HDD = hard drive doomed

A few months ago, in the midst of a midsemester crunch, I had to replace a failing hard drive on the old Dell desktop that I use as sort of my “master” computer. I do some cloud backups, but a lot of stuff like thousands of FLAC files ripped from a thousand old CDs doesn’t need to really need to sit on a remote server.

The best of '90s CDs and '90s technology. Also my favorite Lungfish CD

This hard drive replacement was urgent because I was doing a social network analysis project relying on Gephi, and I had trouble running Gephi on a laptop without a real mouse. I suppose I could have used my desktop mouse with my laptop, but I had things all set up for this project on the desktop PC so I just wanted to get this drive swap over with. The desktop is old and I have replaced the hard drive(s) and some of the other components before. The operating system is on a small solid-state drive, and unaffected. So I really just wanted to clone the old data drive in toto and then get back to work.

This was more of a pain than I expected. When I copied everything over, I found that a small, unpredictable percentage of my old files were corrupt. It appeared that these were files that had been written in recent months, but it was almost impossible to tell in advance which ones were damaged. I had recent backups of the whole drive, but I didn’t really want to spend the time to copy the backups over onto the new disk. We are talking about very large disks here, and restoring all the files from backup was going to take forever. I had a project to get back to.

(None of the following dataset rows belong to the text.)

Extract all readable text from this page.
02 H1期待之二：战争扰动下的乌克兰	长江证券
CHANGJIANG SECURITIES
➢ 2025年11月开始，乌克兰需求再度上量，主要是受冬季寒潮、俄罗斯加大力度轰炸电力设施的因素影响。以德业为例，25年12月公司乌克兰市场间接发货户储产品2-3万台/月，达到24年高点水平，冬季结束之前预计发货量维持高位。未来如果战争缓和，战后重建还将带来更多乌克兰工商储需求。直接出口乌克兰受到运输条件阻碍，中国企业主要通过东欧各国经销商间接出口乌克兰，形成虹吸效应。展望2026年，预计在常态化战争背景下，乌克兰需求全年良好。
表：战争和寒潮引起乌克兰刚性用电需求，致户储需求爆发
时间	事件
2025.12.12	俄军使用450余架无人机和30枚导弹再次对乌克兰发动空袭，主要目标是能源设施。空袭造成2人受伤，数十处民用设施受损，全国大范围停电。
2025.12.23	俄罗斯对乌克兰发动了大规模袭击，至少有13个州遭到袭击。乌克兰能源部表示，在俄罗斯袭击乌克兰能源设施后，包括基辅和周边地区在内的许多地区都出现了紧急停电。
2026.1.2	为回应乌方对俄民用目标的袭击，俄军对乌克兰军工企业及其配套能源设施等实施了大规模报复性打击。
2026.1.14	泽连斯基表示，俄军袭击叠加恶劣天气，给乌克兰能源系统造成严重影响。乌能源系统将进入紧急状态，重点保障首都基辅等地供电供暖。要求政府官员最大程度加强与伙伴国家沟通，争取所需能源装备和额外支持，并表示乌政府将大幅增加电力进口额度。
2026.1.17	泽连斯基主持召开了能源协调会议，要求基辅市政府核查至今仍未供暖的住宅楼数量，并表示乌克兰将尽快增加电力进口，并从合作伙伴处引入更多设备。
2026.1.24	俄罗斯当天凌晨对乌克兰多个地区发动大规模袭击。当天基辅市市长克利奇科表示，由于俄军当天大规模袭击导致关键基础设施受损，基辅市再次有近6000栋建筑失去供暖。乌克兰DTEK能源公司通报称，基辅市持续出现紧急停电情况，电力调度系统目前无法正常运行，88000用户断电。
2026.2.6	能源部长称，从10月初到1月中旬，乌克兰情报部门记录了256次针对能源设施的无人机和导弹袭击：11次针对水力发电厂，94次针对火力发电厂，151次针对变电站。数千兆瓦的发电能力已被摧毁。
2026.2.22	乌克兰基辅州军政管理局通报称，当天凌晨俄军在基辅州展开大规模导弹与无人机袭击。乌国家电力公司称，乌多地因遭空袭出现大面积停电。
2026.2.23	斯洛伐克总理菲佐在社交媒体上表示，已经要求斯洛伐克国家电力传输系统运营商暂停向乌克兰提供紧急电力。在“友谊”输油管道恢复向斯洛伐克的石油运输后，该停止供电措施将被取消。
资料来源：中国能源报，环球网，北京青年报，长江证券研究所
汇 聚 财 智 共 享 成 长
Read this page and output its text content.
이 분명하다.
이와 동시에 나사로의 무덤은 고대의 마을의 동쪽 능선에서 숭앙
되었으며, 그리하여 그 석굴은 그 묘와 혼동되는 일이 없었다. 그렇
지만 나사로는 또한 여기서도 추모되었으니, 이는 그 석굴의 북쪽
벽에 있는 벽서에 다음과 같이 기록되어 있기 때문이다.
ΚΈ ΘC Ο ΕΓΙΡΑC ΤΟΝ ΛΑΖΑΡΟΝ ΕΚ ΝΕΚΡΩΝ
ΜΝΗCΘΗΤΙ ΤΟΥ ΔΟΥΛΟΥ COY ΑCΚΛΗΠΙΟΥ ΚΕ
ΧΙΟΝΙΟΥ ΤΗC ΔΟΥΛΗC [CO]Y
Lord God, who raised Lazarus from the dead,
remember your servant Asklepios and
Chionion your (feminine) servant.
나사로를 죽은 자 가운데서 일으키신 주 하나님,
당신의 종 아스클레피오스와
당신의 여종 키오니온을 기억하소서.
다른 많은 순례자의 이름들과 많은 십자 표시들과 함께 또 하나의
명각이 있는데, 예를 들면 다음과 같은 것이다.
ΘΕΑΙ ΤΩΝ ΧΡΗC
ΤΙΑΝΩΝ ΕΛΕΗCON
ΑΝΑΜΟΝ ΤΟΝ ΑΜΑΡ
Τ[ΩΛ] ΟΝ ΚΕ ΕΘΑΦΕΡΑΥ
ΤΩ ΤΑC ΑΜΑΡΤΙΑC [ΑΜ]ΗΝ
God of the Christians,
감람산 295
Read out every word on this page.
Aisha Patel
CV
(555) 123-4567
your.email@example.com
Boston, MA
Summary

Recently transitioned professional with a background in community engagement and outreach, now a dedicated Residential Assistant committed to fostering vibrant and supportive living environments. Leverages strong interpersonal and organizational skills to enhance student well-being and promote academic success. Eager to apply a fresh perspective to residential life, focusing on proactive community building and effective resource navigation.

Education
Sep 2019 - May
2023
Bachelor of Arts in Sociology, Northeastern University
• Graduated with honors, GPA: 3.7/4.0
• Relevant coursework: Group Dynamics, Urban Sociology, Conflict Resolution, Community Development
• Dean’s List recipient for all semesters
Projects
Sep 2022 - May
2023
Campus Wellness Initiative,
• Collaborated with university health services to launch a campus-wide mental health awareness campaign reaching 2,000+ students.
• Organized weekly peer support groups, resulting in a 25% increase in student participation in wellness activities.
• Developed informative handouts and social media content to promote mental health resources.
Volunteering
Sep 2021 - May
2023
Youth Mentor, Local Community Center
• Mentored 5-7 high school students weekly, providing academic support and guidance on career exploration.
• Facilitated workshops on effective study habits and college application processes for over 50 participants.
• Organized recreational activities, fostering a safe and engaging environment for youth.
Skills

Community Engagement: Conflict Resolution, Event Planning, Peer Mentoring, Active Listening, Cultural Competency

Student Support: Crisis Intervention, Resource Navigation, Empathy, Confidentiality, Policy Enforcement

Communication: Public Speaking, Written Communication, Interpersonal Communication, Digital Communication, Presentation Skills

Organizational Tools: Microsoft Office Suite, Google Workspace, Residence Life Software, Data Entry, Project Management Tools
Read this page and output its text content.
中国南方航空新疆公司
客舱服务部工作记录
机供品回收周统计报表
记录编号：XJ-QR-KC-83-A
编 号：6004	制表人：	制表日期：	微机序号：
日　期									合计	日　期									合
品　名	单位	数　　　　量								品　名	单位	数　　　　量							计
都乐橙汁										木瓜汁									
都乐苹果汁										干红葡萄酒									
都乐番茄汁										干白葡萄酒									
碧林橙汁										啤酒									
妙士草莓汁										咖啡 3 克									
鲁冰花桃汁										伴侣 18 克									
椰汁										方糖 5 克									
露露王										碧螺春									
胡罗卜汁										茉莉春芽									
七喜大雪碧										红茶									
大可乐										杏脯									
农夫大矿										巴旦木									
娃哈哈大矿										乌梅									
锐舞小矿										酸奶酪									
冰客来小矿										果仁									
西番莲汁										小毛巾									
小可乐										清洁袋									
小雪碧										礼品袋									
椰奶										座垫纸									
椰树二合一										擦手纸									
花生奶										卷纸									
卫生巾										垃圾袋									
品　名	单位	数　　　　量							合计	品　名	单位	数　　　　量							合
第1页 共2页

What I needed was a way to identify which files were corrupt, and only replace the busted files from the backup. I could compare them, file by file, to the backup, but the only utilities I could find — like Windows’s awesome robocopy — relied on file attributes like modification date.

Digital preservation to the rescue

Helpfully, I had just spend a year learning a lot about digital preservation both in a theoretical way, via a useful course, and in a hands-on way at my job. I was familiar with that magical thing called a checksum, and even knew how to generate checksums for single files in Python. I was using this function to compare local downloads from the Internet Archive to known checksums.

I realized I could work through my dubious files, directory by directory, and then compare the files’ checksums to those in the backup. Then I could make the fairly safe assumption that any discrepancies pointed to a corrupt file, and overwrite from the backup.

Here is a gist to accomplish just that, in Python 3, including some options to just return lists of missing and corrupt files rather than replace them. It worked so well that I kind of want to experience the same problem again.